A despedida foi marcada pela emoção de voluntários que acompanharam sua longa espera. Enquanto percorria pela última vez o corredor do abrigo em direção ao portão de saída, Omar foi aplaudido por pessoas que, durante anos, cuidaram dele sem jamais perder a esperança de vê-lo adotado.
Em publicação nas redes sociais, os voluntários celebraram o momento. “Hoje os nossos corações transbordam de alegria. Foram muitas lágrimas, muitas emoções”, escreveram. Eles lembraram que Omar aguardava havia mais de dez anos por uma oportunidade. “Hoje, o nosso cachorro mais antigo do abrigo, aquele que estava há mais de 10 anos esperando por uma chance, finalmente ganhou um lar.”

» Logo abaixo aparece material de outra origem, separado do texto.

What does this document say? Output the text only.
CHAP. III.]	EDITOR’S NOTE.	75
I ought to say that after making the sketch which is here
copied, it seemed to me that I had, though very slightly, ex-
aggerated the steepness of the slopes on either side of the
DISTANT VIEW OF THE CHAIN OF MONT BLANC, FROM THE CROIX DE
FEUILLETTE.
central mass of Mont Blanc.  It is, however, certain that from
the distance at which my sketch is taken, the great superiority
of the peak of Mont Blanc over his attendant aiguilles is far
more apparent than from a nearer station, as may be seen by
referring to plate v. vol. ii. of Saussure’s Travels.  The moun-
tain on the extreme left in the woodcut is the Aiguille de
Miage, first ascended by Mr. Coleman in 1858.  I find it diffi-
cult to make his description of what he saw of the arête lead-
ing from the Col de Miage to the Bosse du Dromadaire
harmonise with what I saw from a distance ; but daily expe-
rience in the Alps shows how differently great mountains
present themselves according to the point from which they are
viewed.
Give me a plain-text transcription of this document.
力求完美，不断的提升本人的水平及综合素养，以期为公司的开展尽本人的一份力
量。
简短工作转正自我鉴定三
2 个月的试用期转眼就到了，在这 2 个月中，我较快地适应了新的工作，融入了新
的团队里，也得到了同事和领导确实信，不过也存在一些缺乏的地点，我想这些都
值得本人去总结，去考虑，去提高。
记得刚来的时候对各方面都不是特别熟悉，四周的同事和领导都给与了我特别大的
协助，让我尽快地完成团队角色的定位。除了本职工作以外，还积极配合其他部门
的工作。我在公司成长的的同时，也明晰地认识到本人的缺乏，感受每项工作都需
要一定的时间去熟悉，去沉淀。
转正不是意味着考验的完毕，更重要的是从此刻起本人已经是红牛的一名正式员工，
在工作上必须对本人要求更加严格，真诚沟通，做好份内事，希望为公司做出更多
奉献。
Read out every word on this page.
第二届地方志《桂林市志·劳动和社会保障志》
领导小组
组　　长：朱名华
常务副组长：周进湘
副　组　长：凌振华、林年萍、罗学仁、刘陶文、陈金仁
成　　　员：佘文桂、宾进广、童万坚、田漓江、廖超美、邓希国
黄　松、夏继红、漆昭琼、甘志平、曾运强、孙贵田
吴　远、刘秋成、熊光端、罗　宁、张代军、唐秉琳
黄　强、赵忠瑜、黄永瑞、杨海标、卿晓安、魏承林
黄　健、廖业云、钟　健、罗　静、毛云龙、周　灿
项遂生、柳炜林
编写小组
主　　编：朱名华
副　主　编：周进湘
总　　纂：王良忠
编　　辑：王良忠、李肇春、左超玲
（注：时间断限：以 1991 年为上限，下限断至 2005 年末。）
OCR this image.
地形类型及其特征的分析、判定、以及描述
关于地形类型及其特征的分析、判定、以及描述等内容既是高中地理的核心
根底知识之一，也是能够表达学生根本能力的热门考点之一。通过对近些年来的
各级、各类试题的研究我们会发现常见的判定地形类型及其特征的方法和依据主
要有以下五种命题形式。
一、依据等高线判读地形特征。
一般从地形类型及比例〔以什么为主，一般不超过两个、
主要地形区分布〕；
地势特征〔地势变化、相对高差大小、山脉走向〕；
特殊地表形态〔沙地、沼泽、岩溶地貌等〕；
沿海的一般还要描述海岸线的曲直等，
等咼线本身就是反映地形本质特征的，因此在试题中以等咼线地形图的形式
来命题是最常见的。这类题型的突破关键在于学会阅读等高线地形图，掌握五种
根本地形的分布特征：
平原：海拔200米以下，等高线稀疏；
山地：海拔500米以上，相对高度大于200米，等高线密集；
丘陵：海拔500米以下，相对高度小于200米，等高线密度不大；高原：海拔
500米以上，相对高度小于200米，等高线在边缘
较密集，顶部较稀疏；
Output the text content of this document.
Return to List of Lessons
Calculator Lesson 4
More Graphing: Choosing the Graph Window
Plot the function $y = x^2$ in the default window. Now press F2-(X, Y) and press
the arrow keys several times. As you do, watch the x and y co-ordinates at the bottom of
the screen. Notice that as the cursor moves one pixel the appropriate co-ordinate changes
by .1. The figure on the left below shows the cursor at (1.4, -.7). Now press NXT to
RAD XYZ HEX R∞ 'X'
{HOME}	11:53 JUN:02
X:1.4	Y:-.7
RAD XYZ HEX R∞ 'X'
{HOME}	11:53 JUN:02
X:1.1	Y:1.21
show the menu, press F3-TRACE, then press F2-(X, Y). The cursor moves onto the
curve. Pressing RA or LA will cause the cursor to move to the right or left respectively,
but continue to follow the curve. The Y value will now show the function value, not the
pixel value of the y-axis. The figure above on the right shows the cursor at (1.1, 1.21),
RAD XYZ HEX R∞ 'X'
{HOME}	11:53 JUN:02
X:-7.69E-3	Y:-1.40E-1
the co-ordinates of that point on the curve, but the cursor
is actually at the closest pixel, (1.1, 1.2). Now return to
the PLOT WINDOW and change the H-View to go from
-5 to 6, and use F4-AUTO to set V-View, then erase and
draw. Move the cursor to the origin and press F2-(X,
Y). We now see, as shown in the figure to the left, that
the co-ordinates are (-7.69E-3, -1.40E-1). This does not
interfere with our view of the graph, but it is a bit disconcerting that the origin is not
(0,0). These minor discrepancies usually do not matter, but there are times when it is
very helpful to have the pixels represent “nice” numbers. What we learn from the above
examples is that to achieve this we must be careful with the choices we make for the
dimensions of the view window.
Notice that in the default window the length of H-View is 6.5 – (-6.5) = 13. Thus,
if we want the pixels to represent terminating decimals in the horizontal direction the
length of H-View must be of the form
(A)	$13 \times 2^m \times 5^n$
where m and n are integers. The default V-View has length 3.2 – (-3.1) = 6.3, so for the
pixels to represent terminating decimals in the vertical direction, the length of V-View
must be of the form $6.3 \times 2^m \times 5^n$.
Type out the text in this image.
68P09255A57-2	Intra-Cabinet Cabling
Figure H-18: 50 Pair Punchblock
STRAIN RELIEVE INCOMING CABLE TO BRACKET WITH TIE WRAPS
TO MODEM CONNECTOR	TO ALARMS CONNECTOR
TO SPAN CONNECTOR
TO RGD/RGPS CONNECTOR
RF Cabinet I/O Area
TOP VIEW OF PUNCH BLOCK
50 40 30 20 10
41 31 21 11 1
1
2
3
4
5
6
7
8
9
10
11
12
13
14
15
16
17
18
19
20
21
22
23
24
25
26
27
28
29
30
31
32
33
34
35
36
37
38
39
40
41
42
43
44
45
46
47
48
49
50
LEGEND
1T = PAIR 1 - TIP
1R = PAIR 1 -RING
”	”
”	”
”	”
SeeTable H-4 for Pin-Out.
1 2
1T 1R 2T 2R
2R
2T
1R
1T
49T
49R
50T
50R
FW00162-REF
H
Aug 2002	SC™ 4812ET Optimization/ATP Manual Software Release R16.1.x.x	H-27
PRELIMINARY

A história de Omar mostra uma realidade recorrente nos abrigos de animais. Cães idosos e de pelagem preta figuram entre os que enfrentam maiores dificuldades para serem adotados. Enquanto filhotes costumam encontrar famílias rapidamente, milhares de animais envelhecem em abrigos, privados da convivência familiar e da possibilidade de expressar comportamentos naturais em um ambiente doméstico.
A adoção foi realizada por Raquel, que já conhecia essa realidade. No ano anterior, ela havia acolhido Renê, outra cadela idosa da Fazenda Modelo. Agora, decidiu abrir novamente sua casa para um animal que dificilmente despertaria o interesse da maioria dos adotantes.
Com a mudança, Omar também ganhou um novo nome: Pedrinho.
“Agora o Omar, que virou Pedrinho, vai viver cercado de amor, ao lado dos seus irmãos e irmãs, recebendo todo o cuidado e o amor incondicional que a Raquel dedica aos seus animais”, escreveram os voluntários.
Eles também agradeceram à tutora pela decisão de adotar mais um cão idoso. “Raquel, nossa eterna gratidão por abrir mais uma vez o seu coração para um idosinho, para mais um esquecidinho, mais um pretinho idoso que provavelmente jamais teria tido essa oportunidade.”
Agora, em vez das baias do abrigo, Pedrinho passa a viver em um ambiente amplo, com outros cães, liberdade para explorar o espaço e uma rotina completamente diferente daquela que conheceu durante mais de dez anos.